Примечание
Я просыпаюсь, но не помню, когда засыпал
Всё тело словно кто-то разобрал на части и не собрал
Пытаюсь найти отражение в зеркале, но там чей-то оскал.
Злобная мерзкая маска, чтоб никто не узнал… чтоб никто не узнал
Да, это игра, в которой нет правил
Каждый в ней заведомо, обречён на провал
Да, я поставил на всё
Теперь ты видишь, что я проиграл, ты проиграл
Origami — Нить (с).
Воспоминания о две тысячи двадцать первом.
Десятое июня. Полдень. Особняк Разумовского в Венеции.
После того как меня вызволили из психиатрической клиники для осуждённых, я решил на время залечь на дно. Зализать раны, да спланировать роскошную месть для Игоря Грома. Вывел некоторое количество средств из офшорного счёта, купил особняк в Венеции. И сейчас проводил Волкову эксклюзивную экскурсию по нему.
Интерьер в стиле барокко не слишком впечатлил моего верного, только что вернувшегося «из мёртвых» любовника. Поэтому, не теряя времени, я провёл его в секс-подвал со всем необходимым для сессий оборудованием.

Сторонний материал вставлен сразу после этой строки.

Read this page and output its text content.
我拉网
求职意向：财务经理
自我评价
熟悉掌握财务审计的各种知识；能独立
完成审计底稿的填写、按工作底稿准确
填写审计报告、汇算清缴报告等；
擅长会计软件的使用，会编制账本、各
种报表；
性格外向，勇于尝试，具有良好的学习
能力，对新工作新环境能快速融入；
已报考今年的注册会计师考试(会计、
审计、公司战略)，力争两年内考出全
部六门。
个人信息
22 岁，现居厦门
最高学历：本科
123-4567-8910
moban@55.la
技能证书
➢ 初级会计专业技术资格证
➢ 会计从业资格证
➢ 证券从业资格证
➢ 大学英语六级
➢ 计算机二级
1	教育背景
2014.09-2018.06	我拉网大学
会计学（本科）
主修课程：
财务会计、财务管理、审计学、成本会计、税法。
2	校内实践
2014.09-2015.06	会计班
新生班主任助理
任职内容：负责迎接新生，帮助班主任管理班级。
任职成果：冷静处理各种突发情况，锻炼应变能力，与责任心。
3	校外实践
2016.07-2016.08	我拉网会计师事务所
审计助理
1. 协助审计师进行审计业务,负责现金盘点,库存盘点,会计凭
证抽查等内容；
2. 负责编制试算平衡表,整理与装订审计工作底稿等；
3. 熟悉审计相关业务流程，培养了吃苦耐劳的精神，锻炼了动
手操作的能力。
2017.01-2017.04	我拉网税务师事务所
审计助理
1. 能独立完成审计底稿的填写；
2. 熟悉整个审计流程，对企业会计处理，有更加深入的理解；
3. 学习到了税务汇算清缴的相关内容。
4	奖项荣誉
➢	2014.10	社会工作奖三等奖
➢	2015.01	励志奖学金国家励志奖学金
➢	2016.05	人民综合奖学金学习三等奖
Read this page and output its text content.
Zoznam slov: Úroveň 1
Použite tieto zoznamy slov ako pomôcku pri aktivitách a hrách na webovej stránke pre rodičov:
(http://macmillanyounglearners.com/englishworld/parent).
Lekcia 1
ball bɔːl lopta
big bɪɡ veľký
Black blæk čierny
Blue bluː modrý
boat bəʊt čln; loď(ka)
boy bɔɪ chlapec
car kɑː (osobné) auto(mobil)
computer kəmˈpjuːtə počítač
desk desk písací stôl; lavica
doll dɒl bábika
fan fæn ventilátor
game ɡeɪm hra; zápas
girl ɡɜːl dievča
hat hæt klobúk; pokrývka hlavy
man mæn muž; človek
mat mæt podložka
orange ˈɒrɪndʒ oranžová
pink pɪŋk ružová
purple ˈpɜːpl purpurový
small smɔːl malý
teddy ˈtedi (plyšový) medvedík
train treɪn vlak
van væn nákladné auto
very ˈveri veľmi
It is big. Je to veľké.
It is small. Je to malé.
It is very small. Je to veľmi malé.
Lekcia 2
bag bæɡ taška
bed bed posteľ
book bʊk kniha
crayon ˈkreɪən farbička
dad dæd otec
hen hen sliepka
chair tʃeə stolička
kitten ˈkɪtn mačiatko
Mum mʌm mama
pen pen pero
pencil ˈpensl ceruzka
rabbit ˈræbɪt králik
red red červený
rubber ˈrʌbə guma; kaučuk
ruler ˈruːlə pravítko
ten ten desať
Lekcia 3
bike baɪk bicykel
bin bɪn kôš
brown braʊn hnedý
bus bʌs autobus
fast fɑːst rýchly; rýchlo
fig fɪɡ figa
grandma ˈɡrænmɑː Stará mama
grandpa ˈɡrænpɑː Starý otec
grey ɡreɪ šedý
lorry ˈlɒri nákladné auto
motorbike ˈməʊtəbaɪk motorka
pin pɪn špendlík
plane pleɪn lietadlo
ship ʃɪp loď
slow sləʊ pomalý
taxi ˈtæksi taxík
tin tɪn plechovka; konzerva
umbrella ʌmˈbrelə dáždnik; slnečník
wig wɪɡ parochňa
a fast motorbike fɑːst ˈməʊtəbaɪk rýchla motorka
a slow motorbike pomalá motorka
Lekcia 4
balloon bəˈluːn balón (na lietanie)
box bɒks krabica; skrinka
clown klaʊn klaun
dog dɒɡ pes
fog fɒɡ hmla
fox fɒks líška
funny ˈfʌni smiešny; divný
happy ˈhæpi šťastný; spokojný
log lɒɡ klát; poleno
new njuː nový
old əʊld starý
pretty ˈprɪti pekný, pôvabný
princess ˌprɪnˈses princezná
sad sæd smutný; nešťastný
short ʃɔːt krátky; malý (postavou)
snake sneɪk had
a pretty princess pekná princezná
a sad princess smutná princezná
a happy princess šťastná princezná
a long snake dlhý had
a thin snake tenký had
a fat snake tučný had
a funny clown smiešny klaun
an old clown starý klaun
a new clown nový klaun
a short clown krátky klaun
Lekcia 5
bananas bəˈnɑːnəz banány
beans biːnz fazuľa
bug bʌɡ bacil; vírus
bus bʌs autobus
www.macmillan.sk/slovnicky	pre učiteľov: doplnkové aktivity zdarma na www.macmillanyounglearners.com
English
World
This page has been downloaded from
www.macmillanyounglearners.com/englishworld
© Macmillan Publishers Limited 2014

Карие глаза удивлённо рассматривали каждый элемент данжа, начиная от стеллажей с игрушками, и заканчивая на крестовидных каркасах для распятия. Я игриво прошествовал до стола для пинг-понга, и присев на его край, поманил Волкова пальцем.
— Ты точно этого хочешь? — хрипло спросил он меня.

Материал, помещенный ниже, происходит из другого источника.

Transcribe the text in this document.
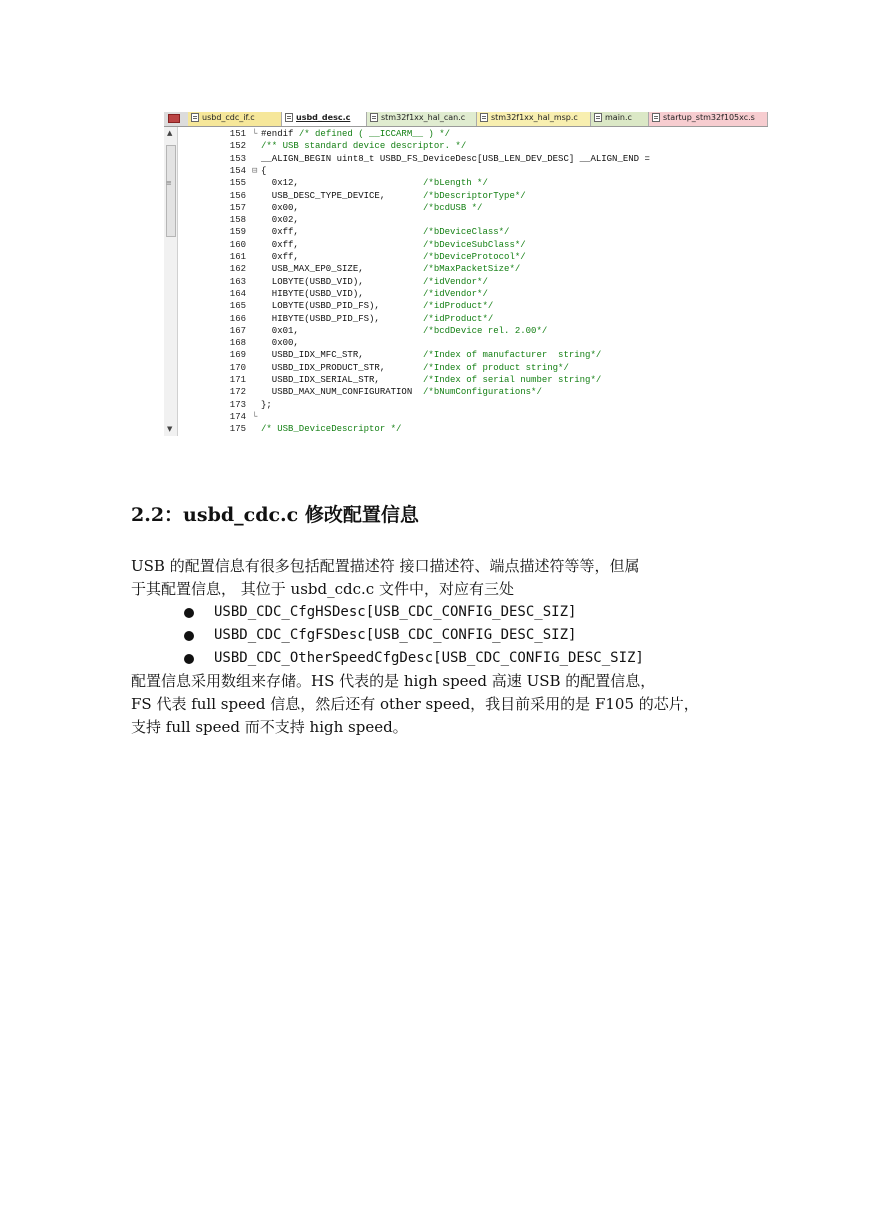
usbd_cdc_if.c	usbd_desc.c	stm32f1xx_hal_can.c	stm32f1xx_hal_msp.c	main.c	startup_stm32f105xc.s
▲
≡
▼
151 └ #endif /* defined ( __ICCARM__ ) */
152 /** USB standard device descriptor. */
153 __ALIGN_BEGIN uint8_t USBD_FS_DeviceDesc[USB_LEN_DEV_DESC] __ALIGN_END =
154 ⊟ {
155 0x12,                       /*bLength */
156 USB_DESC_TYPE_DEVICE,       /*bDescriptorType*/
157 0x00,                       /*bcdUSB */
158 0x02,
159 0xff,                       /*bDeviceClass*/
160 0xff,                       /*bDeviceSubClass*/
161 0xff,                       /*bDeviceProtocol*/
162 USB_MAX_EP0_SIZE,           /*bMaxPacketSize*/
163 LOBYTE(USBD_VID),           /*idVendor*/
164 HIBYTE(USBD_VID),           /*idVendor*/
165 LOBYTE(USBD_PID_FS),        /*idProduct*/
166 HIBYTE(USBD_PID_FS),        /*idProduct*/
167 0x01,                       /*bcdDevice rel. 2.00*/
168 0x00,
169 USBD_IDX_MFC_STR,           /*Index of manufacturer  string*/
170 USBD_IDX_PRODUCT_STR,       /*Index of product string*/
171 USBD_IDX_SERIAL_STR,        /*Index of serial number string*/
172 USBD_MAX_NUM_CONFIGURATION  /*bNumConfigurations*/
173 };
174 └
175 /* USB_DeviceDescriptor */
2.2：usbd_cdc.c 修改配置信息
USB 的配置信息有很多包括配置描述符 接口描述符、端点描述符等等，但属
于其配置信息， 其位于 usbd_cdc.c 文件中，对应有三处
USBD_CDC_CfgHSDesc[USB_CDC_CONFIG_DESC_SIZ]
USBD_CDC_CfgFSDesc[USB_CDC_CONFIG_DESC_SIZ]
USBD_CDC_OtherSpeedCfgDesc[USB_CDC_CONFIG_DESC_SIZ]
配置信息采用数组来存储。HS 代表的是 high speed 高速 USB 的配置信息，
FS 代表 full speed 信息，然后还有 other speed，我目前采用的是 F105 的芯片，
支持 full speed 而不支持 high speed。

— Разве ты не видишь, как у меня встал? — прошептал я в ответ и закусил губу. — Я очень по нам соскучился!
— Я не об этом. Я про Игоря Грома. Ты и впрямь собрался…
— Да, чёрт побери! Я блять, целый год обдумывал каждый этап моего плана! Из-за этой ментовской сволочи, я такое пережил! Меня пытали! Пичкали наркотиками! Избивали! И… В общем, Гром у меня сполна поплатится! О-ох, я такое для него придумал! Он ещё пожалеет, что не сдох!

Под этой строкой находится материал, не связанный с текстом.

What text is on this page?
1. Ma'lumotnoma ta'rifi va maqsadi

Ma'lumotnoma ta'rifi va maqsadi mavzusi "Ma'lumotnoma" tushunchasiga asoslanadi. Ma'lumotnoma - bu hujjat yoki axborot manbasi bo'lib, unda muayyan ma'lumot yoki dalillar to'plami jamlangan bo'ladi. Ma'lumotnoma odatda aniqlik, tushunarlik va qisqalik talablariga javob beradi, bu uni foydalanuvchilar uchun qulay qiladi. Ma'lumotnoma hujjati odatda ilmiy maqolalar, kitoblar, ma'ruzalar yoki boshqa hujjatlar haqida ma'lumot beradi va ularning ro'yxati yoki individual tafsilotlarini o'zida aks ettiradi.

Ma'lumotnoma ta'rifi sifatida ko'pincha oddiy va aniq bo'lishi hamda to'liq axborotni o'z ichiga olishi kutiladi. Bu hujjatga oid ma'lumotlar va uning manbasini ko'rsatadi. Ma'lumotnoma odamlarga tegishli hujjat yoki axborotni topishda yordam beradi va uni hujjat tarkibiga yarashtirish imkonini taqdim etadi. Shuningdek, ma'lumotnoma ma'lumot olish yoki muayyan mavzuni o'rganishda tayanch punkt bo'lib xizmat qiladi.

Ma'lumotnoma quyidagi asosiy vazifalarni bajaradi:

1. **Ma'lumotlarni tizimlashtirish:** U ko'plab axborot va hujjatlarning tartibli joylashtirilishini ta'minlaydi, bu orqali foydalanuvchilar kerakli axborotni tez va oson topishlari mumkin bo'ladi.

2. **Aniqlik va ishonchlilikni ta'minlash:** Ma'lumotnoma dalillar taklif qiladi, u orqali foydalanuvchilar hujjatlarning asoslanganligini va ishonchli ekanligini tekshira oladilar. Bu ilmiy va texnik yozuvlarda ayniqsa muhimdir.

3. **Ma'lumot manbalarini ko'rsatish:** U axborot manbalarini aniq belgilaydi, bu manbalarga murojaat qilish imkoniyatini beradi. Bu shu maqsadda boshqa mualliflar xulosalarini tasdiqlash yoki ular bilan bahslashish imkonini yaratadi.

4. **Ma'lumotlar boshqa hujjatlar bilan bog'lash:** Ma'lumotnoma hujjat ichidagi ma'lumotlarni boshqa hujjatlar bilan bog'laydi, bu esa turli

— Серёж… Ты меня… волнуешь, — робко выдал Волков и отошёл на два шага назад. — Ты сам на себя не похож. И… что, блять, у тебя с глазами? Пиздец стрёмно!
— Только заметил?! Ахах!
Искры безумия выдали меня. Птица и я — смешались друг с другом. Там в палате для буйных, когда я сидел, рисуя на стене восковыми мелками, он явился ко мне, и задал вопрос: «Хочешь ли ты и дальше страдать?», конечно же я ответил «Нет, не хочу». Вся моя жизнь оказалась чей-то неряшливой шуткой, буквально висела на волоске. До меня домогались, преследовали, покушались на мою жизнь и на мою честь. Я так сильно устал, что был в тот момент готов сдаться, ёбнуться окончательно, да наложить на себя руки. Этого-то Птица и ждал. Пока моя психика окончательно не вымотается и не сломается.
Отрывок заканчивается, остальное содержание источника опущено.